De standaardredevoering voor iedere gelegenheid – ook wel ‘The Speech’ genoemd. Deze ontwikkelt zich geleidelijk aan tijdens de campagne en bevat alle thema’s en goede punchlines. De journalisten doen meestal een dutje tijdens dit verhaal dat ze dan al honderden keren hebben gehoord en proberen naderhand bij het vragenstellen nog iets los te krijgen. Voor hen staat er in de speech zeldeniets dat verrast en als het dat wel doet, is het ook meteen groot nieuws. Dan heeft de kandidaat namelijk een serieuze koerswijziging uitgezet.
Volgens meesterspeechschrijver William Safire wordt ‘The Speech’ niet geschreven door assistenten of door de kandidaat zelf, maar komt hij min of meer vanzelf tot stand.
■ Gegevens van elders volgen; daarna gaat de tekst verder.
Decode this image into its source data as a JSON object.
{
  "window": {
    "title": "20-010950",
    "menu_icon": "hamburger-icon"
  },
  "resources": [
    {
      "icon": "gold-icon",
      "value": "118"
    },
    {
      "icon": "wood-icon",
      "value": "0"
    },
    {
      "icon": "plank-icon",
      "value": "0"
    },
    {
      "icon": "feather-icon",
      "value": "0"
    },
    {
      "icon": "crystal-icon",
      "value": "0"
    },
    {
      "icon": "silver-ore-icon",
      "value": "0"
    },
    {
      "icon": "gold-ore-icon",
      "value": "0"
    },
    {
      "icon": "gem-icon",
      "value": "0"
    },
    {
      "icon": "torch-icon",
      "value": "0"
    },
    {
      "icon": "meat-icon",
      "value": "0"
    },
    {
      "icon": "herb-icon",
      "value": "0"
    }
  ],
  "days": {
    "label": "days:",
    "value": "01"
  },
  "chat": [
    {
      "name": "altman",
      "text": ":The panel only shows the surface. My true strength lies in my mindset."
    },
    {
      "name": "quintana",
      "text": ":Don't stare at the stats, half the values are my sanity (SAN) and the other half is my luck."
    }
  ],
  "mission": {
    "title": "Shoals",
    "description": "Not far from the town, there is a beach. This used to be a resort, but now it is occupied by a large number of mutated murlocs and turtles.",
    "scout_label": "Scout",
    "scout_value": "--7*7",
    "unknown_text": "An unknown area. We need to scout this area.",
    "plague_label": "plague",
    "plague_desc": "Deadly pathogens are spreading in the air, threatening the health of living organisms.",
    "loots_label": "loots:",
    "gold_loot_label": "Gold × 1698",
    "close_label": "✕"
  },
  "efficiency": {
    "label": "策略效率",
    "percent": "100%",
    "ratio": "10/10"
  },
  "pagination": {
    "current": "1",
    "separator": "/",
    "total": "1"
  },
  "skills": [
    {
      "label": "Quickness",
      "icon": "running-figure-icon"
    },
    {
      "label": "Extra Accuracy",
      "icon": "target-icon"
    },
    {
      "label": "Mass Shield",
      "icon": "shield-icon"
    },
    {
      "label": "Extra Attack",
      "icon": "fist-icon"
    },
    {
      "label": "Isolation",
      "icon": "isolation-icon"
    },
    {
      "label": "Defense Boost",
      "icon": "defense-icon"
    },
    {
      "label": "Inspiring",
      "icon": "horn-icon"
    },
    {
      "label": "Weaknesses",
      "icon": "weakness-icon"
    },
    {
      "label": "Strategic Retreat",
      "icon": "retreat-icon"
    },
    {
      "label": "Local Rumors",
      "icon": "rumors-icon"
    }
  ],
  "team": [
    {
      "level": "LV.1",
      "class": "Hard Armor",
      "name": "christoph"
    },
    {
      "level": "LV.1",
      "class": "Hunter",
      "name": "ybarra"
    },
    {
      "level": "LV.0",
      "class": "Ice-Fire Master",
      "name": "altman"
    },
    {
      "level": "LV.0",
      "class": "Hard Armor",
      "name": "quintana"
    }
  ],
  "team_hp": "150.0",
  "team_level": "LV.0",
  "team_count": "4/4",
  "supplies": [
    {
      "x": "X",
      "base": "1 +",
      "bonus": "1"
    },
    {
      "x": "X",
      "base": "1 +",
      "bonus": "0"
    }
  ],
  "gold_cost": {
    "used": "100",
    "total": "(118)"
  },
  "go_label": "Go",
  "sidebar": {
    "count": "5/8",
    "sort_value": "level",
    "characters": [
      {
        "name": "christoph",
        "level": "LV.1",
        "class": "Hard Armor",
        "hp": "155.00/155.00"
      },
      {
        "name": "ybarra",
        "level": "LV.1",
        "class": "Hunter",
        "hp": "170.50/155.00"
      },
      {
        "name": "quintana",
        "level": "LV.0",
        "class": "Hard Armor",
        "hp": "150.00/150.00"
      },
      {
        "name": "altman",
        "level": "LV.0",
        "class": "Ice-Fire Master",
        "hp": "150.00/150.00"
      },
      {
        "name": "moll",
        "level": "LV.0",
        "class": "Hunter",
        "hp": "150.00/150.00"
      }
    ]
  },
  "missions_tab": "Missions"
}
Als een kandidaat aan het einde van de campagne niet een rede heeft die lijkt op ‘The Speech’, dan heeft hij waarschijnlijk niet ontdekt waarom hij campagne voerde en dan zal hij verliezen.
Vaak vinden verliezende kandidaten pas helemaal aan het einde van de rit de toespraak die hen past – daarom verliezen ze ook. Zo lukte het Mike Dukakis in 1988 pas in de laatste dagen van zijn campagne om een toon te vinden die authentiek en overtuigend klonk. Maar toen was het al te laat. Iets dergelijks overkwam ook Al Gore in 2000. John Kerry wachtte nog langer: hij raakte pas mensen met zijn concessiespeech.